Rechargeable batteries of the so-called “rocking chair” type are believed to be understood, in which a carbon material, for example graphite, is used as the anode material, which is able to intercalate lithium ions at the intercalation sites of its lattice planes formed by carbon atoms in the form of six-membered rings when charging is carried out. Typically, a lithium intercalation material, such as LiCoO2, LiNiO2 or LiMn2O4, is used as the active cathode material, which is able to deintercalate the lithium ions from their intercalation sites during charging so that lithium ions migrate back and forth between the intercalation electrodes during the charging/discharging cycles.
A metallic lithium anode is used as the anode in various types of lithium batteries, in particular the so-called post lithium-ion batteries, such as Li-sulfur or Li-oxygen. The problem of irregular lithium deposition occurs in this anode, so that the porosity and the volume of the entire lithium anode increase continuously after repeated dissolution and deposition processes of lithium metal. This enlarges the internal surface on which the parasitic side reactions with the electrolyte take place.

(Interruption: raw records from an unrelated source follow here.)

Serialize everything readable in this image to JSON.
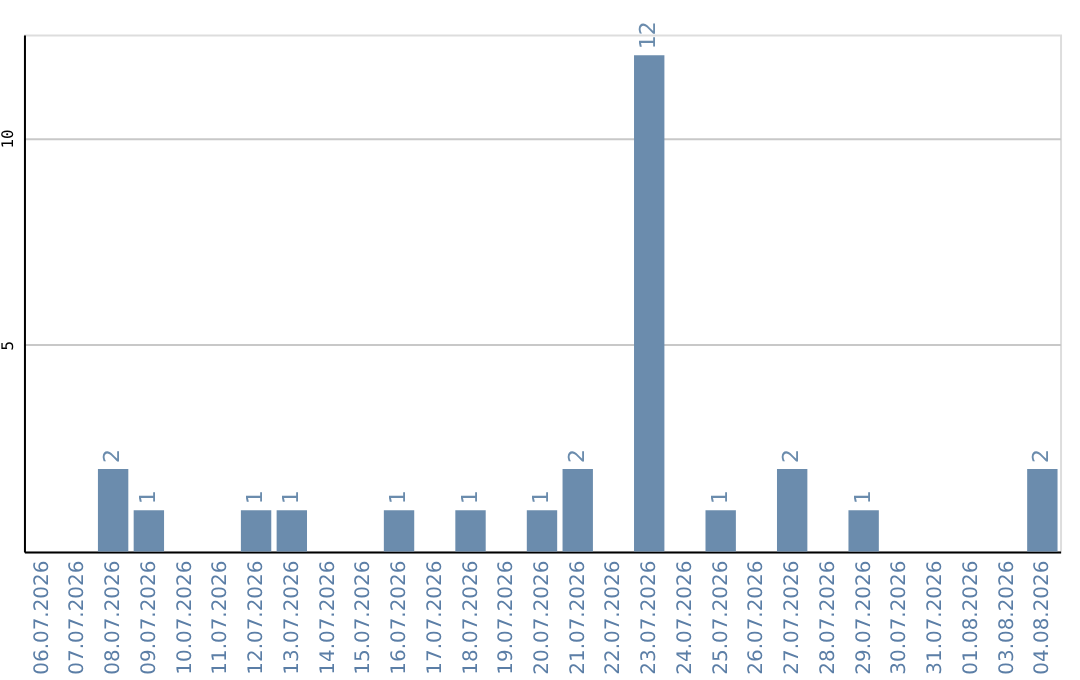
{
  "chart_data": {
    "type": "bar",
    "categories": [
      "06.07.2026",
      "07.07.2026",
      "08.07.2026",
      "09.07.2026",
      "10.07.2026",
      "11.07.2026",
      "12.07.2026",
      "13.07.2026",
      "14.07.2026",
      "15.07.2026",
      "16.07.2026",
      "17.07.2026",
      "18.07.2026",
      "19.07.2026",
      "20.07.2026",
      "21.07.2026",
      "22.07.2026",
      "23.07.2026",
      "24.07.2026",
      "25.07.2026",
      "26.07.2026",
      "27.07.2026",
      "28.07.2026",
      "29.07.2026",
      "30.07.2026",
      "31.07.2026",
      "01.08.2026",
      "03.08.2026",
      "04.08.2026"
    ],
    "values": [
      0,
      0,
      2,
      1,
      0,
      0,
      1,
      1,
      0,
      0,
      1,
      0,
      1,
      0,
      1,
      2,
      0,
      12,
      0,
      1,
      0,
      2,
      0,
      1,
      0,
      0,
      0,
      0,
      2
    ],
    "value_labels": [
      null,
      null,
      "2",
      "1",
      null,
      null,
      "1",
      "1",
      null,
      null,
      "1",
      null,
      "1",
      null,
      "1",
      "2",
      null,
      "12",
      null,
      "1",
      null,
      "2",
      null,
      "1",
      null,
      null,
      null,
      null,
      "2"
    ],
    "color": "#6b8cad",
    "ylim": [
      0,
      12.5
    ],
    "yticks": [
      5,
      10
    ],
    "grid": "y"
  }
}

In order to prevent these effects, the lithium anode is usually covered with a lithium-ion-conducting protective layer (e.g., polymer ion conductor, solid ion conductor), which prevents contact between lithium and the electrolyte. Due to the volume movements in the lithium anode as a result of the dissolution and re-deposition of lithium, the protective layer must also continuously move together with the lithium surface. It is known from experimental tests that none of the presently known ion-conducting materials as the protective layer withstands these volume movements over numerous charging/discharging cycles. Rather, fractures and cracks develop, which significantly impair the function of the protective layer. As long as this problem persists, even a protective layer that conducts ions very well is not able to offer lasting protection to the lithium anode against the electrolyte.